Lundi. Rythme plus forcé. Forcené, presque. Rendez-vous en cascade. A l’ambassade du Canada, d’abord. L’idée, se rapprocher d’eux pour couvrir certains sujets. Parmi les derniers voyages de presse organisés par mon interlocuteur : le système pénitencier canadien ou l’éducation nationale. De ce qui est mis en place au Canada, de nombreuses idées/leçons pourraient être tirées en Europe. Voilà ce qui m’intéresse : comprendre ce qui se fait, voire fonctionne ailleurs, et chercher ce qui pourrait en être retiré ici. Là est aussi (à mon sens) le rôle du journaliste : ouvrir les yeux sur ce qui se fait ailleurs. S’en faire l’écho et essayer d’en déduire quelques (bonnes) questions.
Reste que le gouvernement fédéral actuellement en place est visiblement avar de crédits. Mais l’idée d’envoyer journalistes et blogueurs écrivant pour des médias électroniques paraît intéresser mon vis-à-vis, particulièrement impressionné, d’ailleurs, par le lancement de Rue89. Une rencontre avec Pierre Haski est d’ailleurs programmée à son agenda. A suivre.
15h, autre rendez-vous. Cette fois avec Quitterie. Sa réponse : oui, je rejoins l’équipe. Merci. Vraiment. Je ne sais pas si elle l’a réalisé mais sa réponse sonne sincèrement comme un cadeau de Noël avant l’heure. Mais chut, ne lui dites pas. Elle, dit avoir peur de ne pas être à la hauteur. Je souris. Ne me demandez pas pourquoi mais j’en suis convaincu : non seulement elle le sera mais elle risque d’en étonner plus d’un(e). Certaines choses ne s’expliquent pas. Cette conviction en fait partie.

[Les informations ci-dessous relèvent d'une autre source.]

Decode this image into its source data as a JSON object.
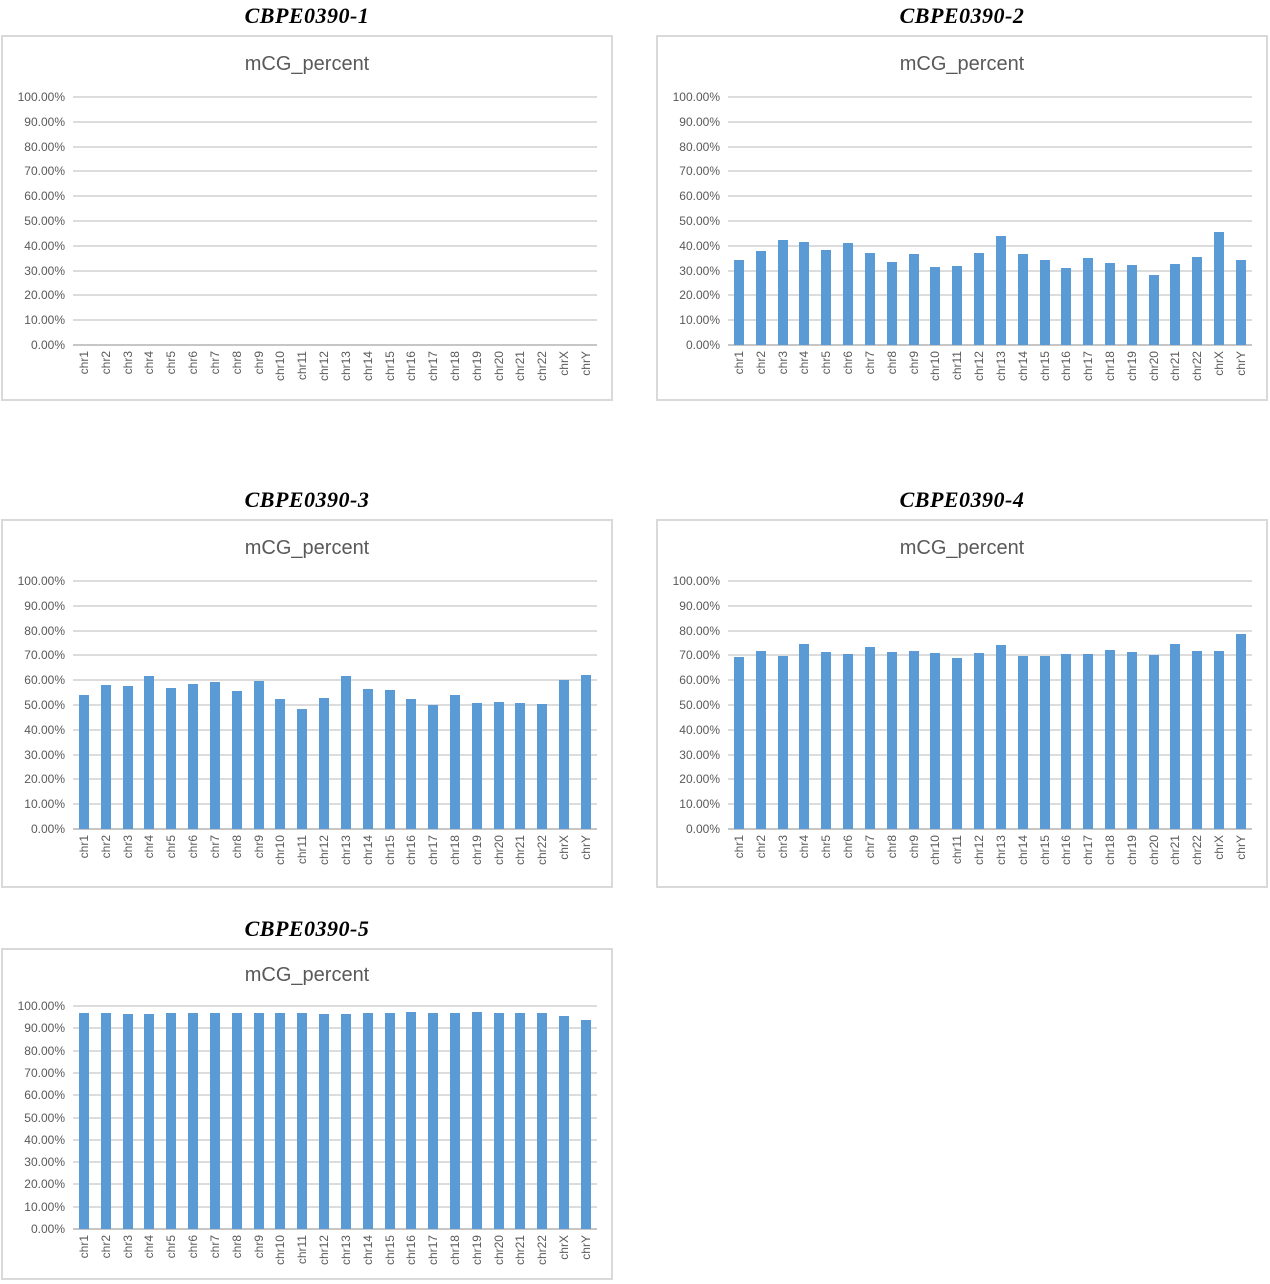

Vient ensuite Irène Delse, nouvelle venue au sein de la maison E&U. Une rencontre afin de faire plus ample connaissance. Autre cadeau de Noël avant l’heure. Là aussi, de belles choses sont à attendre de cette collaboration. Irène ne manque pas d’idées. A aussi ce regard amusé (à défaut, sans doute, d’être désespéré) sur la maison France. Son regard et son style littéraire seront un bel apport à l’édifice.

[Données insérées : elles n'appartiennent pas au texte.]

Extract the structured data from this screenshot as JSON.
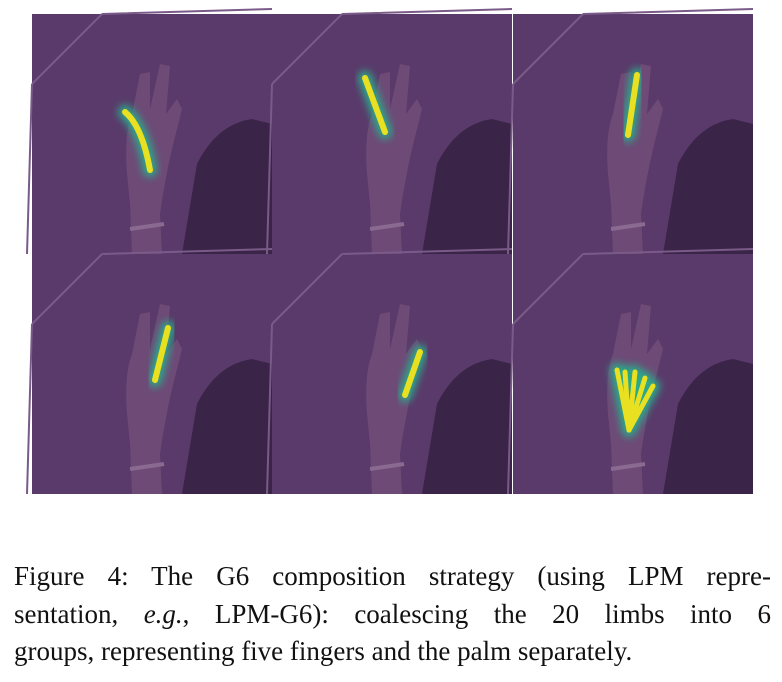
{
  "figure": {
    "caption_lines": [
      [
        "Figure 4: The G6 composition strategy (using LPM repre-"
      ],
      [
        "sentation, ",
        "e.g.",
        ", LPM-G6): coalescing the 20 limbs into 6"
      ],
      [
        "groups, representing five fingers and the palm separately."
      ]
    ]
  }
}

Un autre rendez-vous, enfin, annulé pour cause d’emploi du temps trop chargé. L’homme, l’un des piliers d’E&U vient d’être chargé de l’organisation du prochain Forum de Paris. Syndrôme de la réunionnite aiguë. Mais sans doute y aura-t-il aussi ici de belles choses à faire.
Le soir, dîner avec un ami photographe, lui aussi bientôt exposé sur E&U. Ironie du sort, c’est à Paris que l’on se retrouve cette fois alors que nous vivons tous deux à Strasbourg.
En résumé, donc, belles et pleines journées parisiennes. De nombreux cadeaux et une petite pression, aussi : celle de ne décevoir aucune de ces nouvelles petites fourmis. Pour que le petit conte de fée éditorial se poursuive longtemps encore et que chacun continue à y prendre du plaisir, règle première d’E&U.
En photo: Marie-Claire, soirée de samedi, chez François.